どうしても不安になった僕は、タケルの家に電話をかけた。
プルルルルルル…ガチャ…
「もしもし…どなたでしょうか…?」
電話からはタケルではなく、今にも消えそうな武尊の母親の声が聞こえた。
「もしもし、タケルくんいますか?」
「あぁ…いつも遊んでくれてありがとうね…タケルは今宿題してて遊べないの…また遊んでくれるかしら…?」
そう言うとタケルの母親は電話をすぐに切った。
僕は電話が切れた瞬間、最悪な事を想像してしまった。
タケルは、宿題を前の日の夜に絶対に終わらせる。
あんな性格だけど、自分のやりたいことには滅法ムキになるから、宿題をやり忘れたことはほとんどない…。
それに、あのタケルの母親の声。
タケルは非常に母親に似ており、外見もそうだが性格も似ている。
いつも元気なタケルの母親が普段であんな声は出さない。
次の日、僕の想像は当たってしまった。
タケルが死んだ。
葬式に参列した僕とお母さんは、悲しみに震えた。
しかし、葬式の中で一度もタケルの棺は開けられることがなかった。
葬式が終わったあと、タケルの母親からお母さんに聞かされたことをお母さんは教えてくれた。

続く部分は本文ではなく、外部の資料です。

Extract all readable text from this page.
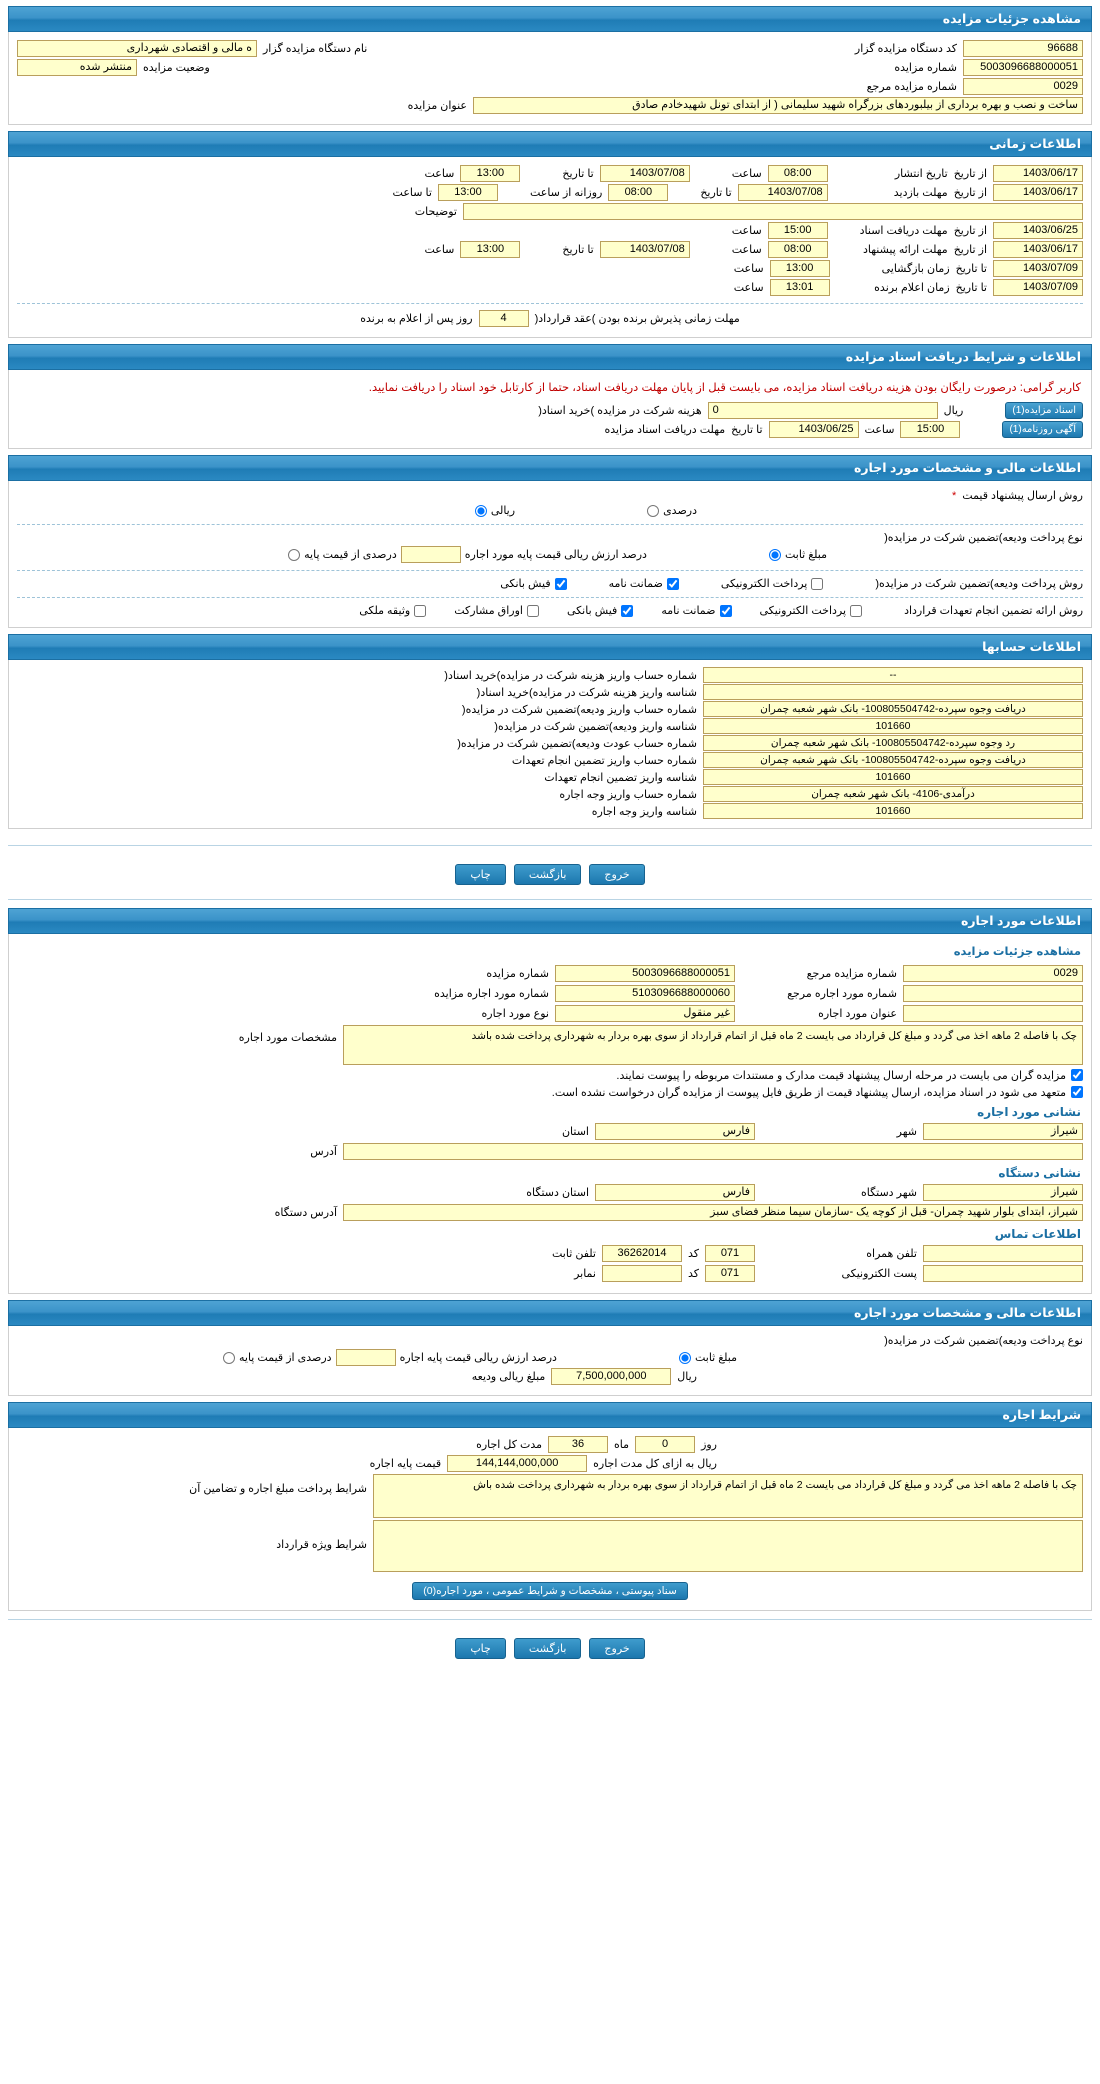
مشاهده جزئیات مزایده
96688
کد دستگاه مزایده گزار
نام دستگاه مزایده گزار
ه مالی و اقتصادی شهرداری
5003096688000051
شماره مزایده
وضعیت مزایده
منتشر شده
0029
شماره مزایده مرجع
ساخت و نصب و بهره برداری از بیلبوردهای بزرگراه شهید سلیمانی ( از ابتدای تونل شهیدخادم صادق
عنوان مزایده
اطلاعات زمانی
1403/06/17
از تاریخ
تاریخ انتشار
08:00
ساعت
1403/07/08
تا تاریخ
13:00
ساعت
1403/06/17
از تاریخ
مهلت بازدید
1403/07/08
تا تاریخ
08:00
روزانه از ساعت
13:00
تا ساعت
توضیحات
1403/06/25
از تاریخ
مهلت دریافت اسناد
15:00
ساعت
1403/06/17
از تاریخ
مهلت ارائه پیشنهاد
08:00
ساعت
1403/07/08
تا تاریخ
13:00
ساعت
1403/07/09
تا تاریخ
زمان بازگشایی
13:00
ساعت
1403/07/09
تا تاریخ
زمان اعلام برنده
13:01
ساعت
مهلت زمانی پذیرش برنده بودن )عقد قرارداد(
4
روز پس از اعلام به برنده
اطلاعات و شرایط دریافت اسناد مزایده
کاربر گرامی: درصورت رایگان بودن هزینه دریافت اسناد مزایده، می بایست قبل از پایان مهلت دریافت اسناد، حتما از کارتابل خود اسناد را دریافت نمایید.
اسناد مزایده(1)
ریال
0
هزینه شرکت در مزایده )خرید اسناد(
آگهی روزنامه(1)
15:00
ساعت
1403/06/25
تا تاریخ
مهلت دریافت اسناد مزایده
اطلاعات مالی و مشخصات مورد اجاره
روش ارسال پیشنهاد قیمت
*
درصدی
ریالی
نوع پرداخت ودیعه)تضمین شرکت در مزایده(
مبلغ ثابت
درصد ارزش ریالی قیمت پایه مورد اجاره
درصدی از قیمت پایه
روش پرداخت ودیعه)تضمین شرکت در مزایده(
پرداخت الکترونیکی
ضمانت نامه
فیش بانکی
روش ارائه تضمین انجام تعهدات قرارداد
پرداخت الکترونیکی
ضمانت نامه
فیش بانکی
اوراق مشارکت
وثیقه ملکی
اطلاعات حسابها
--
شماره حساب واریز هزینه شرکت در مزایده)خرید اسناد(
شناسه واریز هزینه شرکت در مزایده)خرید اسناد(
دریافت وجوه سپرده-100805504742- بانک شهر شعبه چمران
شماره حساب واریز ودیعه)تضمین شرکت در مزایده(
101660
شناسه واریز ودیعه)تضمین شرکت در مزایده(
رد وجوه سپرده-100805504742- بانک شهر شعبه چمران
شماره حساب عودت ودیعه)تضمین شرکت در مزایده(
دریافت وجوه سپرده-100805504742- بانک شهر شعبه چمران
شماره حساب واریز تضمین انجام تعهدات
101660
شناسه واریز تضمین انجام تعهدات
درآمدی-4106- بانک شهر شعبه چمران
شماره حساب واریز وجه اجاره
101660
شناسه واریز وجه اجاره
خروج
بازگشت
چاپ
اطلاعات مورد اجاره
مشاهده جزئیات مزایده
0029
شماره مزایده مرجع
5003096688000051
شماره مزایده
شماره مورد اجاره مرجع
5103096688000060
شماره مورد اجاره مزایده
عنوان مورد اجاره
غیر منقول
نوع مورد اجاره
چک با فاصله 2 ماهه اخذ می گردد و مبلغ کل قرارداد می بایست 2 ماه قبل از اتمام قرارداد از سوی بهره بردار به شهرداری پرداخت شده باشد
مشخصات مورد اجاره
مزایده گران می بایست در مرحله ارسال پیشنهاد قیمت مدارک و مستندات مربوطه را پیوست نمایند.
متعهد می شود در اسناد مزایده، ارسال پیشنهاد قیمت از طریق فایل پیوست از مزایده گران درخواست نشده است.
نشانی مورد اجاره
شیراز
شهر
فارس
استان
آدرس
نشانی دستگاه
شیراز
شهر دستگاه
فارس
استان دستگاه
شیراز، ابتدای بلوار شهید چمران- قبل از کوچه یک -سازمان سیما منظر فضای سبز
آدرس دستگاه
اطلاعات تماس
تلفن همراه
071
کد
36262014
تلفن ثابت
پست الکترونیکی
071
کد
نمابر
اطلاعات مالی و مشخصات مورد اجاره
نوع پرداخت ودیعه)تضمین شرکت در مزایده(
مبلغ ثابت
درصد ارزش ریالی قیمت پایه اجاره
درصدی از قیمت پایه
ریال
7,500,000,000
مبلغ ریالی ودیعه
شرایط اجاره
روز
0
ماه
36
مدت کل اجاره
ریال به ازای کل مدت اجاره
144,144,000,000
قیمت پایه اجاره
چک با فاصله 2 ماهه اخذ می گردد و مبلغ کل قرارداد می بایست 2 ماه قبل از اتمام قرارداد از سوی بهره بردار به شهرداری پرداخت شده باش
شرایط پرداخت مبلغ اجاره و تضامین آن
شرایط ویژه قرارداد
سناد پیوستی ، مشخصات و شرایط عمومی ، مورد اجاره(0)
خروج
بازگشت
چاپ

タケルが晩御飯の時間で呼ばれても部屋から一切降りてこなかったので、タケルの母親が見に行った所、窓が空いていてベッドの上に人型のモゾモゾと動く黒い塊があった。
その黒い塊はもはやうるさい程の羽音を立てた大量の蚊だった。
そうして、タケルの母親が悲鳴をあげた瞬間にその蚊達は見つかったと言わんばかりに一斉に飛び立ち、逃げるように窓から出ていった。
そして、全身に掻き毟るような爪痕を残し、タケルは苦悶の表情を浮かべながら、ベッドでぶくぶくに腫れ上がって死んでいたそうだ。
あの時、タケルをしっかり止められていたらこんなことにはならなかったのかと僕は今でも酷く後悔している。